Refleksi : Rezim neo-Mojopahit membutuhkan dinasti politik bukan saja di pusar 
kekuasaan, tetapi juga lokal agar bisa salin mengisi kebutuhan kekuasaan. 
Fungsi pelengkap utama dinasti lokal ialah menjaga dan menjamin agar upeti 
mengalir dengan saksama ke pusat kekuasan.  

   

http://www.gatra.com/artikel.php?id=135228


Pejabat Daerah
Dinasti Politik Lokal Makin Kental


Rekrutmen pemimpin politik berbasis kerabat terindikasi menguat. Bursa 
pencalonan kepala daerah yang mulai bergulir awal tahun ini disemarakkan dengan 
tampilnya sejumlah anak dan istri pejabat lama. Sepanjang 2010, tak kurang 244 
pemilu kepala daerah (pilkada) bakal digelar, sekaligus menguji kelangsungan 
daya saing politisi bersentimen kekerabatan.

Di Yogyakarta, Sri Suryawidati, istri Bupati Bantul dua periode, Idham Samawi, 
maju jadi calon bupati, meneruskan kursi suami. Di Kalimantan Timur (Kaltim), 
Awang Ferdian Hidayat, putra gubernur setempat, Awang Farouk, mencalonkan diri 
jadi Bupati Kutai Kartanegara (Kukar), bersaing dengan Rita Widyasari, anak 
mantan Bupati Kukar, Syaukani.

Golkar Kota Bontang, Kaltim, jauh-jauh hari sudah menetapkan Neni Moernaeni, 
istri Wali Kota Bontang, Sofyan Hasdam, untuk menggantikan sang suami pada 
pilkada 2011. Neni kini menjadi Ketua DPRD Bontang, sekaligus pengontrol 
kinerja suami.

Aida Nasution, istri pertama Kepulauan Riau, Ismeth Abdullah, maju jadi calon 
gubernur setempat, melanjutkan kursi suami. Ismeth bakal kesulitan maju lagi 
karena sejak Desember lalu ditetapkan menjadi tersangka oleh Komisi 
Pemberantasan Korupsi (KPK).

Lampung juga disesaki persaingan putra tokoh politik. Rycko Menoza, anak 
Gubernur Lampung, Sjachroedin, mengincar kursi Bupati Lampung Selatan. Di Way 
Kanan, putra bupati setempat, Agung Ilmu Mangkunegara, bersiap meneruskan 
kekuasaan sang ayah.

Anak Bupati Tulang Bawang, Lampung, Arisandi Dharma Putra, berlaga di pilkada 
kabupaten lain: Pesawaran. Di Kota Bandar Lampung, Heru Sambodo, anak Ketua 
Golkar Lampung, Alzier Dianis Tabrani, mengincar posisi wali kota.
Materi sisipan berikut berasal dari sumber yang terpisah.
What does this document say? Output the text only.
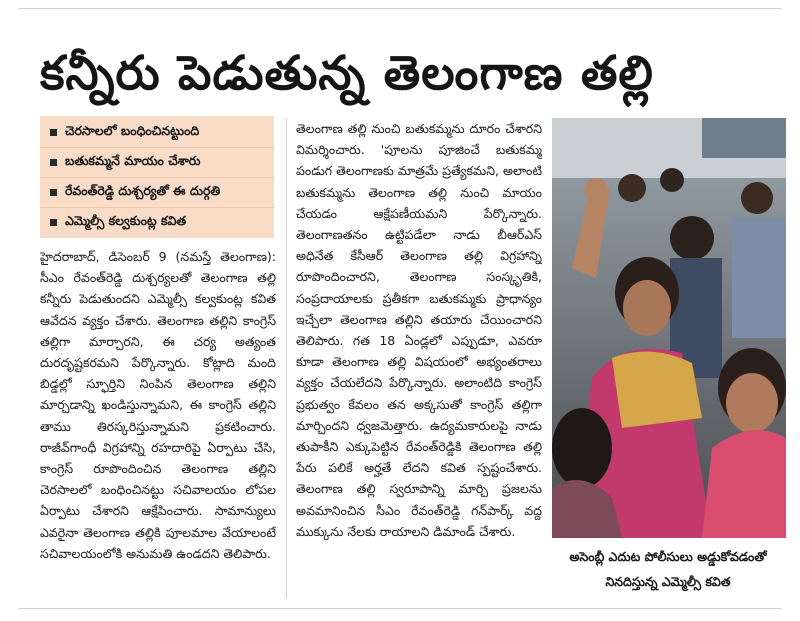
కన్నీరు పెడుతున్న తెలంగాణ తల్లి
చెరసాలలో బంధించినట్టుంది
బతుకమ్మనే మాయం చేశారు
రేవంత్‌రెడ్డి దుశ్చర్యతో ఈ దుర్గతి
ఎమ్మెల్సీ కల్వకుంట్ల కవిత

హైదరాబాద్, డిసెంబర్ 9 (నమస్తే తెలంగాణ): సీఎం రేవంత్‌రెడ్డి దుశ్చర్యలతో తెలంగాణ తల్లి కన్నీరు పెడుతుందని ఎమ్మెల్సీ కల్వకుంట్ల కవిత ఆవేదన వ్యక్తం చేశారు. తెలంగాణ తల్లిని కాంగ్రెస్ తల్లిగా మార్చారని, ఈ చర్య అత్యంత దురదృష్టకరమని పేర్కొన్నారు. కోట్లాది మంది బిడ్డల్లో స్ఫూర్తిని నింపిన తెలంగాణ తల్లిని మార్చడాన్ని ఖండిస్తున్నామని, ఈ కాంగ్రెస్ తల్లిని తాము తిరస్కరిస్తున్నామని ప్రకటించారు. రాజీవ్‌గాంధీ విగ్రహాన్ని రహదారిపై ఏర్పాటు చేసి, కాంగ్రెస్ రూపొందించిన తెలంగాణ తల్లిని చెరసాలలో బంధించినట్టు సచివాలయం లోపల ఏర్పాటు చేశారని ఆక్షేపించారు. సామాన్యులు ఎవరైనా తెలంగాణ తల్లికి పూలమాల వేయాలంటే సచివాలయంలోకి అనుమతి ఉండదని తెలిపారు.

తెలంగాణ తల్లి నుంచి బతుకమ్మను దూరం చేశారని విమర్శించారు. 'పూలను పూజించే బతుకమ్మ పండుగ తెలంగాణకు మాత్రమే ప్రత్యేకమని, అలాంటి బతుకమ్మను తెలంగాణ తల్లి నుంచి మాయం చేయడం ఆక్షేపణీయమని పేర్కొన్నారు. తెలంగాణతనం ఉట్టిపడేలా నాడు బీఆర్ఎస్ అధినేత కేసీఆర్ తెలంగాణ తల్లి విగ్రహాన్ని రూపొందించారని, తెలంగాణ సంస్కృతికి, సంప్రదాయాలకు ప్రతీకగా బతుకమ్మకు ప్రాధాన్యం ఇచ్చేలా తెలంగాణ తల్లిని తయారు చేయించారని తెలిపారు. గత 18 ఏండ్లలో ఎప్పుడూ, ఎవరూ కూడా తెలంగాణ తల్లి విషయంలో అభ్యంతరాలు వ్యక్తం చేయలేదని పేర్కొన్నారు. అలాంటిది కాంగ్రెస్ ప్రభుత్వం కేవలం తన అక్కసుతో కాంగ్రెస్ తల్లిగా మార్చిందని ధ్వజమెత్తారు. ఉద్యమకారులపై నాడు తుపాకీని ఎక్కుపెట్టిన రేవంత్‌రెడ్డికి తెలంగాణ తల్లి పేరు పలికే అర్హతే లేదని కవిత స్పష్టంచేశారు. తెలంగాణ తల్లి స్వరూపాన్ని మార్చి ప్రజలను అవమానించిన సీఎం రేవంత్‌రెడ్డి గన్‌పార్క్ వద్ద ముక్కును నేలకు రాయాలని డిమాండ్ చేశారు.

అసెంబ్లీ ఎదుట పోలీసులు అడ్డుకోవడంతో నినదిస్తున్న ఎమ్మెల్సీ కవిత
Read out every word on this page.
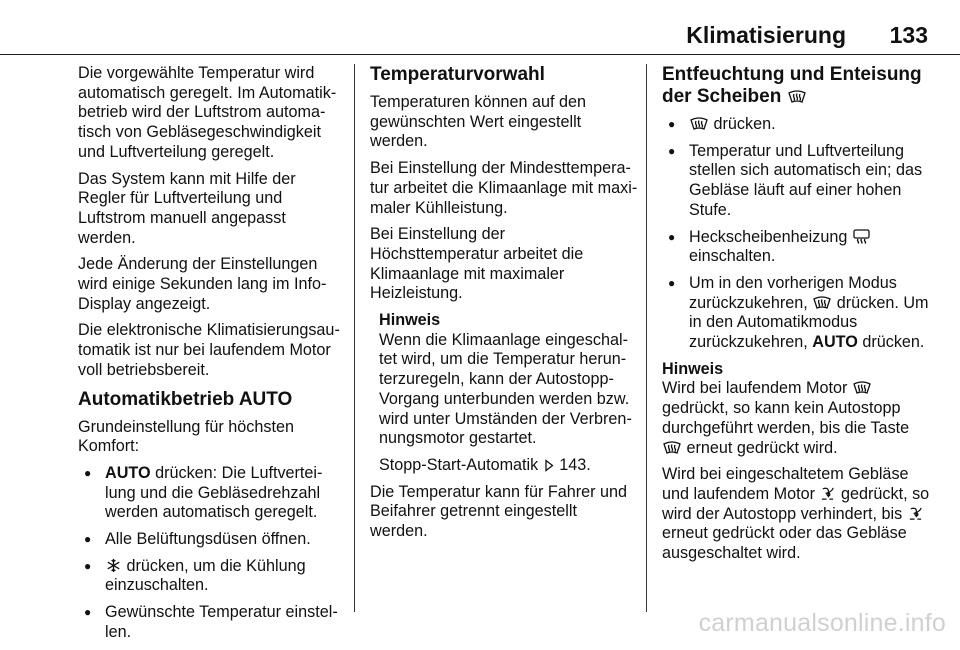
Klimatisierung	133

Die vorgewählte Temperatur wird automatisch geregelt. Im Automatikbetrieb wird der Luftstrom automatisch von Gebläsegeschwindigkeit und Luftverteilung geregelt.

Das System kann mit Hilfe der Regler für Luftverteilung und Luftstrom manuell angepasst werden.

Jede Änderung der Einstellungen wird einige Sekunden lang im Info-Display angezeigt.

Die elektronische Klimatisierungsautomatik ist nur bei laufendem Motor voll betriebsbereit.

Automatikbetrieb AUTO

Grundeinstellung für höchsten Komfort:

● AUTO drücken: Die Luftverteilung und die Gebläsedrehzahl werden automatisch geregelt.
● Alle Belüftungsdüsen öffnen.
● drücken, um die Kühlung einzuschalten.
● Gewünschte Temperatur einstellen.
Temperaturvorwahl

Temperaturen können auf den gewünschten Wert eingestellt werden.

Bei Einstellung der Mindesttemperatur arbeitet die Klimaanlage mit maximaler Kühlleistung.

Bei Einstellung der Höchsttemperatur arbeitet die Klimaanlage mit maximaler Heizleistung.

Hinweis

Wenn die Klimaanlage eingeschaltet wird, um die Temperatur herunterzuregeln, kann der Autostopp-Vorgang unterbunden werden bzw. wird unter Umständen der Verbrennungsmotor gestartet.

Stopp-Start-Automatik
143.

Die Temperatur kann für Fahrer und Beifahrer getrennt eingestellt werden.

Entfeuchtung und Enteisung der Scheiben
● drücken.
● Temperatur und Luftverteilung stellen sich automatisch ein; das Gebläse läuft auf einer hohen Stufe.
● Heckscheibenheizung

einschalten.
● Um in den vorherigen Modus zurückzukehren,
drücken. Um in den Automatikmodus zurückzukehren, AUTO drücken.
Hinweis

Wird bei laufendem Motor
gedrückt, so kann kein Autostopp durchgeführt werden, bis die Taste
erneut gedrückt wird.

Wird bei eingeschaltetem Gebläse und laufendem Motor
gedrückt, so wird der Autostopp verhindert, bis
erneut gedrückt oder das Gebläse ausgeschaltet wird.

carmanualsonline.info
Di Jambi, bursa kandidat, antara lain, beredar di antara dua orang lingkaran 
dekat Gubernur Zulkifli Nurdin, yang telah menjabat dua periode. Semula, yang 
mencuat diusung sebagai pengganti Zulkifli adalah Hazrin Nurdin, adik gubernur. 
Belakangan, Ratu Munawwaroh, istri gubernur, justru menguat.
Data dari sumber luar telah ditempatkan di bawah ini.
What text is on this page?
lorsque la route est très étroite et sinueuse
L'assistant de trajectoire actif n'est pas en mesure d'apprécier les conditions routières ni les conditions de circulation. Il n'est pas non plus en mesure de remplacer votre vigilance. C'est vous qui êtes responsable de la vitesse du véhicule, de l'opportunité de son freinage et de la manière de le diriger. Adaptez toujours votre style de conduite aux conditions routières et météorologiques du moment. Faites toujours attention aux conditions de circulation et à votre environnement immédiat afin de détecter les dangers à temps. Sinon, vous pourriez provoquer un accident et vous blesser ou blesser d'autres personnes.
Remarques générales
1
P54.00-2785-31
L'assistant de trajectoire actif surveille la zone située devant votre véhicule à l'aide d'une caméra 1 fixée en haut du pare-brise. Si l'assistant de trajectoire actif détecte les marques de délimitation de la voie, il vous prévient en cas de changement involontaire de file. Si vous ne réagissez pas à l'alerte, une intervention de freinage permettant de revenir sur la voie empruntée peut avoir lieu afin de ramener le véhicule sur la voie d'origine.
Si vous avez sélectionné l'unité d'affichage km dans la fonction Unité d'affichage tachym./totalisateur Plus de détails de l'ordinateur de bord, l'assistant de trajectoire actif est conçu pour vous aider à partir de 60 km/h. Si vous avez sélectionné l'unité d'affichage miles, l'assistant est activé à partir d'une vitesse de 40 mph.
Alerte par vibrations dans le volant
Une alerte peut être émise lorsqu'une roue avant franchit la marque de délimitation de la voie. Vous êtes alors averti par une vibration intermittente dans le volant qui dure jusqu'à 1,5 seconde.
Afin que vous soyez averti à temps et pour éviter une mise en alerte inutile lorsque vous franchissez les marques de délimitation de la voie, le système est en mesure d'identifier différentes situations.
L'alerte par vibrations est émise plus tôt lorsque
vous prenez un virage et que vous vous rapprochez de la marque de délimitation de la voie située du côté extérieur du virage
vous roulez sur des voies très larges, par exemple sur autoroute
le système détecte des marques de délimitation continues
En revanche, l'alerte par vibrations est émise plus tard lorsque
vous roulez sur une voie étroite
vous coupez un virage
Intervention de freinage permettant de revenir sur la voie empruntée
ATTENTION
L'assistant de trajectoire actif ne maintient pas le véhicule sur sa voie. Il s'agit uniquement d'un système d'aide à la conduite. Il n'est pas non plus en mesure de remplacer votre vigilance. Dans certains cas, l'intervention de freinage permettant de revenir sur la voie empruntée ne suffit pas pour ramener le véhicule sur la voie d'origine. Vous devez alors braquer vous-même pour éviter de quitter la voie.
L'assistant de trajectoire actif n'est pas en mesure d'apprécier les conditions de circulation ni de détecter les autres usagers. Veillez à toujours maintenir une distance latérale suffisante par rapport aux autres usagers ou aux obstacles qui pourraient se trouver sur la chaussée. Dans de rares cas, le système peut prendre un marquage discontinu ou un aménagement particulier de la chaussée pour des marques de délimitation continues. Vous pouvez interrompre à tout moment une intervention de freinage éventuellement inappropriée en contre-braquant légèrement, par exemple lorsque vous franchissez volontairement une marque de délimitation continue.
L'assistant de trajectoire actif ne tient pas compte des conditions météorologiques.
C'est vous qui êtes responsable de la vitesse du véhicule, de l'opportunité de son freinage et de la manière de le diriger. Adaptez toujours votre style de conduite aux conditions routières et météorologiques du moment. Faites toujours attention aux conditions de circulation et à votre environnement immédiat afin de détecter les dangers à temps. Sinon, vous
Eka Wiryastuti, anak Bupati Tabanan, Bali, Adi Wiryatama, bersikeras maju 
menggantikan kursi bapaknya. Eka semula dipaketkan sebagai calon wakil bupati, 
tapi tidak terima. Terjadi manuver politik hingga keluar rekomendasi DPP PDI 
Perjuangan agar Eka diusung sebagai calon bupati, bukan wakil.

***

Kentalnya politik kekerabatan menjelang pilkada pada tahun ini sebenarnya 
merupakan babak lanjutan belaka dari eksperimen serupa pada pemilu legislatif 
2009. Pada saat itu, sejumlah calon anggota DPR dan DPD disesaki kerabat 
politisi lama. Dan ternyata pemilih kita memberi tempat "terhormat" pada 
jaringan kerabat.

Begitu banyak calon anggota legislatif (caleg) berlatar belakang dinasti 
politik kemudian terpilih. Dari komposisi anggota DPR perempuan, misalnya, 
sebagian besar (42,8%) memiliki pertalian keluarga dengan tokoh politik lama. 
Angka itu di atas caleg kader partai (hanya 30,2%).
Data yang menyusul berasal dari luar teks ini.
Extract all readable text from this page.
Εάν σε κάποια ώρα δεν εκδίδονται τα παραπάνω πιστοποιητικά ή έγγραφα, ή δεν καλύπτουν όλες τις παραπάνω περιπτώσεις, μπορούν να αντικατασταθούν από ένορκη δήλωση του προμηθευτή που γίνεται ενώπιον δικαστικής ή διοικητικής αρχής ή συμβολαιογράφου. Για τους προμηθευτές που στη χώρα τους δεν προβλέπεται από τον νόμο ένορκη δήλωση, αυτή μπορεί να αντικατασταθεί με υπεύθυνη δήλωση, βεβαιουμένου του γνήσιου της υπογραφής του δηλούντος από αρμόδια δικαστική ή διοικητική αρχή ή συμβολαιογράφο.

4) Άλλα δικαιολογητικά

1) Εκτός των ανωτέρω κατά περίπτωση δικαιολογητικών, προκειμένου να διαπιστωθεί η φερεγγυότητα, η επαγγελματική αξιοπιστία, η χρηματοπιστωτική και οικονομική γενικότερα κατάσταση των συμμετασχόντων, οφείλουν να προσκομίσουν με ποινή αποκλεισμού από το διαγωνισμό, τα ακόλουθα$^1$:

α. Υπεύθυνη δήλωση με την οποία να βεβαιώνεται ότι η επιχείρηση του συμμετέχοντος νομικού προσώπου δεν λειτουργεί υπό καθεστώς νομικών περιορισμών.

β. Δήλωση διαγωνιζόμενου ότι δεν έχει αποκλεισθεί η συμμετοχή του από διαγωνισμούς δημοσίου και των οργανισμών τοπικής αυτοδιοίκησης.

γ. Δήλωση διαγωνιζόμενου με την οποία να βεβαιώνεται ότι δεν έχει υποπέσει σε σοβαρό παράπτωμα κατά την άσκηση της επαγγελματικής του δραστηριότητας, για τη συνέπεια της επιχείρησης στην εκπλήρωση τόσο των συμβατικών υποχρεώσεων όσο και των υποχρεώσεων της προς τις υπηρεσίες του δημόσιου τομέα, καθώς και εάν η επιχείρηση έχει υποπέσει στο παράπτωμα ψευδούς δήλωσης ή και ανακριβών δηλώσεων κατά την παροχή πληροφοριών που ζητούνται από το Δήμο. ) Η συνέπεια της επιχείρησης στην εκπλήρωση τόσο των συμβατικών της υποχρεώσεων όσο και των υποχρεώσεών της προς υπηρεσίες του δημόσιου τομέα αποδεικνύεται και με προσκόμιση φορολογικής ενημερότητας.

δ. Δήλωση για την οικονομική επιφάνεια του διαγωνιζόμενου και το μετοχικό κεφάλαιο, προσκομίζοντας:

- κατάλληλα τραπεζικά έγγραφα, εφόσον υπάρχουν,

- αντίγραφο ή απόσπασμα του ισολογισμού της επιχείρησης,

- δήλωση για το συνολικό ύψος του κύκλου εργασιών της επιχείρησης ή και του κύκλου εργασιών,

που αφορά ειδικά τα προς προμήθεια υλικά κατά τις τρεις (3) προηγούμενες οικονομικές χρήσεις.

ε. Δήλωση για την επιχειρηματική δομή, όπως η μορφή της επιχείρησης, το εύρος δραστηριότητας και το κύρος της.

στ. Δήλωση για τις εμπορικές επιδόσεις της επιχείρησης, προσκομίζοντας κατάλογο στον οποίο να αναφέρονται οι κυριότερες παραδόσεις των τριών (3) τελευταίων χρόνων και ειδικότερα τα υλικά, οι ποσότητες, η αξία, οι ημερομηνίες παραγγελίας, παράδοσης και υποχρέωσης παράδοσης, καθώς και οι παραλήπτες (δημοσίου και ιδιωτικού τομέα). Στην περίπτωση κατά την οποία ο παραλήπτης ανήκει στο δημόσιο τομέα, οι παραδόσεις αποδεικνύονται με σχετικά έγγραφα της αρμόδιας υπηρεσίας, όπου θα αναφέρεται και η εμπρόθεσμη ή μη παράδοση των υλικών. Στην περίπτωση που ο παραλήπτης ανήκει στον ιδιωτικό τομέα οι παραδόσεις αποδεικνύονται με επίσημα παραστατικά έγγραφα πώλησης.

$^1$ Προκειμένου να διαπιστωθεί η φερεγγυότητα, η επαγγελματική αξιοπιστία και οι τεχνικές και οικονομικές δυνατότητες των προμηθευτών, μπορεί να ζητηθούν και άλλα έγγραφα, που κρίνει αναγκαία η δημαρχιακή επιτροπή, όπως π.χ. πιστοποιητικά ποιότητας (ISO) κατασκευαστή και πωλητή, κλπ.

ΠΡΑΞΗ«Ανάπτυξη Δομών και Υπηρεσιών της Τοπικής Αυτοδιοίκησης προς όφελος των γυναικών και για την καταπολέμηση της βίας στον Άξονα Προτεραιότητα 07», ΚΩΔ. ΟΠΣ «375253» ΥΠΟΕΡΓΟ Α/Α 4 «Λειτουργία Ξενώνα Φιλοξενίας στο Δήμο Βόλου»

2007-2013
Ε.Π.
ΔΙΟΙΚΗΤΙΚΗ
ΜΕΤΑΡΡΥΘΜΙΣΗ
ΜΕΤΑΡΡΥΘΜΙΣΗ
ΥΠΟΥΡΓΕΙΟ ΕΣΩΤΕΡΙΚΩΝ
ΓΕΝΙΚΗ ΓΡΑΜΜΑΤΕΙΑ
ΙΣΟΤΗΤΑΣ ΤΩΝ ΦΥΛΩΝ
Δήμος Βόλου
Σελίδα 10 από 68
Meski mereka bersaing merebut kursi level nasional (DPR dan DPD), sebenarnya 
para caleg menghadapi perilaku pemilih skala lokal juga, terbagi pada tiap 
daerah pemilihan (dapil), yang ruang lingkup konstituennya mirip pilkada. 
Artinya, bila pemilih kepala daerah masih mempertimbangkan sentimen 
kekerabatan, begitu pula pemilih caleg.

Peraih suara terbanyak DPD, yang lingkup dapilnya se-provinsi, sebagian kerabat 
gubernur. Di Kepulauan Riau, suara DPD terbesar diraih Aida Ismeth, istri 
Gubernur Ismeth Abdullah. Jadi, bila kini Aida mau bertarung merebut kursi 
gubernur, sebenarnya tinggal mengulang konsolidasi jaringan pengaruhnya ketika 
maju ke DPD pada tahun lalu.

Di Banten, peraih suara DPD terbanyak adalah Andika Hazrumy, putra Gubernur 
Banten, Ratu Atut Chosiyah. Di Yogyakarta, Ratu Hemas, istri Gubernur DIY, Sri 
Sultan Hamengku Buwono X, juga meraih suara DPD terbesar.

***

Pemilu 2009 bukan eksperimen pertama politik kekerabatan dalam pemilu secara 
langsung. Pemilu legislatif 2004 dan sejumlah pilkada langsung sejak 2005 juga 
menghasilkan peta pemimpin daerah yang kental pertalian kerabat.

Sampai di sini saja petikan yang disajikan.